Figure 1: Dual encoding of a non-binary CSP.
=2.5in \epsffile{dual.eps}
Consider the following example with six variables with 0-1 domains, and four constraints: $c_1:\ x_1+x_2+x_6 = 1$, $c_2:\
x_1-x_3+x_4 = 1$, $c_3:\ x_4+x_5-x_6 \geq 1$, and $c_4:\
x_2+x_5-x_6 = 0$. The DE represents this problem with 4 dual variables, one for each constraint. The domains of these dual variables are the tuples that satisfy the respective constraint. For example, the dual variable $v_{c_3}$ associated with the third constraint has the domain $\{ (0,1,0), (1,0,0), (1,1,0),
(1,1,1)\}$ as these are the tuples of values for $(x_4,x_5,x_6)$ which satisfy $x_4+x_5-x_6 \geq 1$. As a second example, the dual variable $v_{c_4}$ associated with the last constraint has the domain $\{ (0,0,0), (0,1,1), (1,0,1) \}$. Between $v_{c_3}$ and $v_{c_4}$ there is a compatibility constraint to ensure that the two original variables in common, $x_5$ and $x_6$, have the same values. This constraint allows only those pairs of tuples which agree on the second and third elements (i.e. $(1,0,0)$ for $v_{c_3}$ and $(0,0,0)$ for $v_{c_4}$, or $(1,1,1)$ for $v_{c_3}$ and $(0,1,1)$ for $v_{c_4}$). The DE of the problem is shown in Figure 1.

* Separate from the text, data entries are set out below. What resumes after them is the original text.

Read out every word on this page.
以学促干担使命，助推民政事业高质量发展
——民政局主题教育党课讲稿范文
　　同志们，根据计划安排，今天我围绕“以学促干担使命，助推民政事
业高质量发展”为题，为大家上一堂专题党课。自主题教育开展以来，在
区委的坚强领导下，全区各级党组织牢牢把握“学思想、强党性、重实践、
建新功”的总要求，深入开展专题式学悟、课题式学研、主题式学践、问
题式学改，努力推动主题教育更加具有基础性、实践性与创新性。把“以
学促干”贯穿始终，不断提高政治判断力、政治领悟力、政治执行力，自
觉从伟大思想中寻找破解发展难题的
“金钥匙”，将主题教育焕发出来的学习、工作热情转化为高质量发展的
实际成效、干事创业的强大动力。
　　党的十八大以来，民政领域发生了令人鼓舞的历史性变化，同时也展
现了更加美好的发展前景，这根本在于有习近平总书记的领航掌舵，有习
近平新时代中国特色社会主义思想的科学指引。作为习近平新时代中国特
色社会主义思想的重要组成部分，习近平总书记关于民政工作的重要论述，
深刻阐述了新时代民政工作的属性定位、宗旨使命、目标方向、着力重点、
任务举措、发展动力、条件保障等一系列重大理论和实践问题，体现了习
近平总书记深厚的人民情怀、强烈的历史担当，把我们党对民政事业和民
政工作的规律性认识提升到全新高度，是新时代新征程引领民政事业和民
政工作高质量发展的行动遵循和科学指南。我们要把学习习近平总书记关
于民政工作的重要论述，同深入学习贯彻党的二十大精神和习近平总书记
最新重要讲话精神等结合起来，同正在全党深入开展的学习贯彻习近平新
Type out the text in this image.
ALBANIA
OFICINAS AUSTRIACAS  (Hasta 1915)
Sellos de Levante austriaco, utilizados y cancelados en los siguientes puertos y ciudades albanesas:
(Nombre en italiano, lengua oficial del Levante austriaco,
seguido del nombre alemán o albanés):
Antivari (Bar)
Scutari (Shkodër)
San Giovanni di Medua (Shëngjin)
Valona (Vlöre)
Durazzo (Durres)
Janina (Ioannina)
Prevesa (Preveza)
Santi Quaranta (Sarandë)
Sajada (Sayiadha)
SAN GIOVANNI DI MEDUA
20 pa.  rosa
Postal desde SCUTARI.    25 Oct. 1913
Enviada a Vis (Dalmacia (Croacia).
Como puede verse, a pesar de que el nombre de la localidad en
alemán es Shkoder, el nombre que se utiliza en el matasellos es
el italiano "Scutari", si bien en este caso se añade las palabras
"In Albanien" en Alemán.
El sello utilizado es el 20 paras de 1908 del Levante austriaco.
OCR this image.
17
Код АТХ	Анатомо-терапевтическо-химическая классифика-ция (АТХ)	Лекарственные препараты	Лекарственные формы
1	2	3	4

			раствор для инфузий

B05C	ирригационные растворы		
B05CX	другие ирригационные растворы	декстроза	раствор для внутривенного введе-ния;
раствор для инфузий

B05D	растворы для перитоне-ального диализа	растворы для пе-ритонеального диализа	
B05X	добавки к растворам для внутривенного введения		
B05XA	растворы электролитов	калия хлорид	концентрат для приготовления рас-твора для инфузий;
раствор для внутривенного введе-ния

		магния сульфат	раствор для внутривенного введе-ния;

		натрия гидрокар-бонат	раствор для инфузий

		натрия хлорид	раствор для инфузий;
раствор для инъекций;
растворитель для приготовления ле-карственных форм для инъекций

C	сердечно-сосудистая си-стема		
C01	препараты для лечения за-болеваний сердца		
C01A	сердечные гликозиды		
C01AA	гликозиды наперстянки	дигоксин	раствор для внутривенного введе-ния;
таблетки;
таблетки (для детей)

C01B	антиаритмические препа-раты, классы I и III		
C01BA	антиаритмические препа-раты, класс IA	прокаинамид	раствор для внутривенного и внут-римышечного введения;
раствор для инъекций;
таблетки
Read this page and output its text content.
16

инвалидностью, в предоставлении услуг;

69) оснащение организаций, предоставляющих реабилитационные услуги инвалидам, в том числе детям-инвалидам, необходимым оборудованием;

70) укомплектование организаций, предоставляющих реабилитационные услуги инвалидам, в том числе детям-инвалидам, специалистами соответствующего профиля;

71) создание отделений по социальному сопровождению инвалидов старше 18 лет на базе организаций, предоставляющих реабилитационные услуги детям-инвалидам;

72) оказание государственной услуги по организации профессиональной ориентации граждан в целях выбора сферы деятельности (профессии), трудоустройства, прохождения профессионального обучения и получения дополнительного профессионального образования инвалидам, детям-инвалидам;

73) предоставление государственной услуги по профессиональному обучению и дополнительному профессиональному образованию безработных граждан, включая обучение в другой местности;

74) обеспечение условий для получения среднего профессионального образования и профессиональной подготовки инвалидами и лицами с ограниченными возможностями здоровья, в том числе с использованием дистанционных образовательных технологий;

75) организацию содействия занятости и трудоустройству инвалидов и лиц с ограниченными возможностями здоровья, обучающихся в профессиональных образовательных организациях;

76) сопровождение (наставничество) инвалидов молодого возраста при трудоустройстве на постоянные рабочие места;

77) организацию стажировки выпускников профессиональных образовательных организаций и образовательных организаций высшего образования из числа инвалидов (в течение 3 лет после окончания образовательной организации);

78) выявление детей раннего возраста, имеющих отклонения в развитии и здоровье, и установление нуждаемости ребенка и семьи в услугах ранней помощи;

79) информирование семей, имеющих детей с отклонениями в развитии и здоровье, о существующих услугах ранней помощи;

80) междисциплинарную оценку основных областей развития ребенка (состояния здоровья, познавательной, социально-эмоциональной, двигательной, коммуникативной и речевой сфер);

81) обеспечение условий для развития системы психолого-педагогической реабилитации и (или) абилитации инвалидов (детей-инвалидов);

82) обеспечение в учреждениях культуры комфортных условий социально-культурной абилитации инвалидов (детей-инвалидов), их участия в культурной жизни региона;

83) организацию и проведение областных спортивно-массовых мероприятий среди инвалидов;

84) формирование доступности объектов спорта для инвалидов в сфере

In the rest of this paper, we will sometimes denote by $c_{v_i}$ the non-binary constraint that is encoded by dual variable $v_i$. For an original variable $x_j\in vars(c_{v_i})$, $pos(x_j,c_{v_i})$ will denote the position of $x_j$ in $c_{v_i}$. For instance, given a constraint $c_{v_i}$ on variables $x_1,x_2,x_3$, $pos(x_2,c_{v_i})=2$.